Les échantillons traités au phosphate ont formé des espèces inertes à la surface qui n'ont pas fourni de capacité. La moins bonne rétention du cycle des échantillons traités au phosphate par rapport aux échantillons non traités indique que des atomes de lithium peuvent être détachés de la structure pendant le traitement. En revanche, la capacité spécifique de l'échantillon 2-H2O lavé à l'eau pure est passée pour la première fois de 179,2mAh/g à 181,8mAh/g, et la capacité spécifique de décharge après 100 cycles était encore d'environ 171mAh/g, et le taux de rétention de la capacité atteignait 94,1%.
L'augmentation de la capacité spécifique de décharge peut être due au fait que le lavage à l'eau réduit considérablement les impuretés alcalines résiduelles inertes sur le plan électrochimique à la surface du matériau NCM811. En même temps, l'élimination des impuretés à la surface et entre les particules permet au matériau NCM811 d'avoir suffisamment de surface active pour assurer un contact total entre les particules primaires et l'électrolyte. Les résultats expérimentaux montrent que l'élimination des impuretés basiques est bénéfique pour améliorer la capacité de rétention des matériaux cathodiques.
Conclusion
L'auteur de cet article a préparé le matériau cathodique ternaire NCM811 à haute teneur en nickel par un processus de synthèse à l'état solide à haute température. Le produit présente une structure α-NaFeO2 et aucune phase d'impureté. Dans les conditions de frittage d'un faible rapport lithium et d'une température de frittage élevée, la teneur en impuretés basiques résiduelles de l'échantillon reste plus élevée que celle de NCM523, NCM111 et d'autres matériaux ternaires à faible teneur en nickel, ce qui indique que les impuretés basiques élevées sont les caractéristiques communes des matériaux ternaires à forte teneur en nickel.
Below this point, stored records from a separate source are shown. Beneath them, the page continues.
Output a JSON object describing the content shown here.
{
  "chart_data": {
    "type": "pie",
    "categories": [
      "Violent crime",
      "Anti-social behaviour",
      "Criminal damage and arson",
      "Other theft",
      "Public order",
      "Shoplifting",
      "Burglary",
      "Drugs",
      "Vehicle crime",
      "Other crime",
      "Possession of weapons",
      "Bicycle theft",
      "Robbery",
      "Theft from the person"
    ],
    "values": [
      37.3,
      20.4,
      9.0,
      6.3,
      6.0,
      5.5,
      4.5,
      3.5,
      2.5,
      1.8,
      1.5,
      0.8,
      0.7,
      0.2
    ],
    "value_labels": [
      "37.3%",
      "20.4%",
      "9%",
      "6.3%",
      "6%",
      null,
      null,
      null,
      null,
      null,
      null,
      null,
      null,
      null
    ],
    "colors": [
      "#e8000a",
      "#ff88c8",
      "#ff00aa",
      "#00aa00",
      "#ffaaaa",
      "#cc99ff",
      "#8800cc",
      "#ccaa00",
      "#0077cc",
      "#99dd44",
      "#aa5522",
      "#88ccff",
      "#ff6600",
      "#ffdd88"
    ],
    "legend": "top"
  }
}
Dans un environnement en phase liquide, le NCM811 a été traité avec différentes quantités de dihydrogénophosphate d'ammonium et re-fritté. Les résultats ont montré que la teneur résiduelle en alcali à la surface du matériau a été réduite et que la structure cristalline n'a pas changé, mais que des substances électrochimiquement inertes sont restées à la surface des particules, ce qui a entraîné une diminution significative de la capacité et de la rétention du cycle. Cela montre qu'il est possible de réduire les impuretés alcalines résiduelles par conversion, mais qu'il est nécessaire d'optimiser davantage l'ajout de phosphate et la température de rétrocombustion.

Le lavage à l'eau permet de réduire considérablement la teneur en impuretés alcalines, qui est inférieure à celle des produits importés. Par rapport à l'échantillon avant traitement, la capacité spécifique a augmenté d'environ 1,5mAh/g, et le taux de rétention de la capacité après 100 cycles a également augmenté, passant de 90,8% avant traitement à 94,1%.
Les résultats ci-dessus montrent que le lavage à l'eau est un moyen pratique et efficace de contrôler la teneur en impuretés alcalines dans les matériaux ternaires à forte teneur en nickel et d'améliorer les propriétés des matériaux. En tant que processus de base pour le contrôle des alcalins résiduels dans les matériaux ternaires à forte teneur en nickel, le lavage à l'eau peut améliorer les performances du matériau lui-même.
Dans le suivi, il est nécessaire de se concentrer sur la manière de combiner le lavage à l'eau pour réduire les alcalis et le revêtement, de sorte que les impuretés alcalines résiduelles à la surface de la particule primaire du matériau cathodique puissent être directement converties en une couche de revêtement capable de réaliser la conduction du Li+. Améliorer davantage le taux d'utilisation des ressources en lithium et, dans le même temps, améliorer les performances électrochimiques des produits cathodiques tels que le cycle et la stabilité thermique.